Comme cette référente l’évoque, il ne suffit pas de verbaliser les actions (ligne 10) ou de les

« nommer » (ligne 20). L’ostension des processus d’observation et de catégorisation n’est ici qu’une première étape dans le déroulement séquentiel de l’interaction visant à ce que l’enfant puisse comprendre « ce qui se passe » ou d’anticiper « ce qui va se passer », et donner ensuite

« l’impulsion » (ligne 3) pour y participer. Dans cet extrait d’entretien, la référente cherche à faire ressortir la différence entre « dire à l’enfant » et « lui donner l’impulsion ». Pour ce faire, elle « mime » le discours qu’elle adresserait à un enfant : « Alors tu viens avec moi ? » (ligne 6). Par sa prosodie et l’intonation montante de l’énoncé, la référente met en scène qu’elle pose une question à un enfant. De cette manière, elle communique « non pas en l’affirmant mais en imitant le phénomène qu’elle veut rendre manifeste » (Sperber & Wilson, 1989, p. 341). A travers cette « imitation » d’un énoncé adressé à un enfant, la référente fait exister certains aspects des pratiques réelles dans le cadre de l’entretien de stage.

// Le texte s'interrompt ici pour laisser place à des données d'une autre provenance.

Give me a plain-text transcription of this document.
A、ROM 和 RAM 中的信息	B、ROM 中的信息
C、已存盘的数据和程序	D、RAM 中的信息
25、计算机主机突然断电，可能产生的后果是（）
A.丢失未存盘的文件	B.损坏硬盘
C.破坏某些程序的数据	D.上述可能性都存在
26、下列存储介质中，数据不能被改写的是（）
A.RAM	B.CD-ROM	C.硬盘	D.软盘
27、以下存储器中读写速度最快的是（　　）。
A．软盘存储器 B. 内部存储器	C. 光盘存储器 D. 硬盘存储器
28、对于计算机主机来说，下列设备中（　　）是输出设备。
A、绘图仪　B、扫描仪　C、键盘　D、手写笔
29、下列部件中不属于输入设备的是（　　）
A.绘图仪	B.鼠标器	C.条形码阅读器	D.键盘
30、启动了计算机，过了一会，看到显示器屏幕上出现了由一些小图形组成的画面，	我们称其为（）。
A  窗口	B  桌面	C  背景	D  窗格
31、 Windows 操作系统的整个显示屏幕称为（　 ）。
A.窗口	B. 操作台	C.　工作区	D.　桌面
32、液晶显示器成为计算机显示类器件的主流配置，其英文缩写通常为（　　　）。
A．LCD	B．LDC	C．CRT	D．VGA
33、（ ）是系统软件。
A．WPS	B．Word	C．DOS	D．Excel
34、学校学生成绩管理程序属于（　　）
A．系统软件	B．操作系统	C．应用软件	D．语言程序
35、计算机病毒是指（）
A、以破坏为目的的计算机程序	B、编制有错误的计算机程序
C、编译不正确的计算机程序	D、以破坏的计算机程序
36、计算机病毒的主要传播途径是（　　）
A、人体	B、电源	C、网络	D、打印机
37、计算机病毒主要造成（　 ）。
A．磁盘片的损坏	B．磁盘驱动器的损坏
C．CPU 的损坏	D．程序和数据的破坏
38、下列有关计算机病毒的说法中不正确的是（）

Participer à une interaction, comprendre les différents énoncés et y répondre nécessite de faire des inférences à partir du contexte. Une première analyse du corpus des données portant sur des interactions entre professionnelles et jeunes enfants semble indiquer que, dans ce type d’interaction, les implicites du contexte sont fréquemment rendus manifestes par l’ostension des processus d’observation et de catégorisation portant sur les éléments contextuels pertinents. Ceci différencie ainsi les interactions dans ce champ professionnel des interactions se déroulant entre adultes, où ce travail d’inférence se fait pour une grande partie sur des bases d’éléments qui restent implicites dans les énoncés. L’explicitation du contexte et du cadrage de la situation en lien avec ce contexte facilite la construction d’une compréhension partageable entre enfants et professionnelles. Les processus d’observation et de catégorisation portant sur le contexte se manifestent tant dans les interactions entre adultes que dans celles entre adultes et enfants, mais leur ostension est plus fréquente dans les interactions impliquant de jeunes enfants. L’ostension des processus d’observation et de catégorisation dans ces situations contribue à la définition publiquement manifeste du cadrage de l’expérience. Dans le déroulement des interactions, l’ostension des processus d’observation et de catégorisation portant sur le contexte ou les conduites des professionnelles précèdent, suivent et s’imbriquent avec l’ostension de ces processus portant sur les conduites des enfants et sur les caractéristiques. Dans le cadre de cette recherche, la démarche d’analyse se centre sur ce deuxième aspect lié aux processus d’observation et de catégorisation concernant les enfants.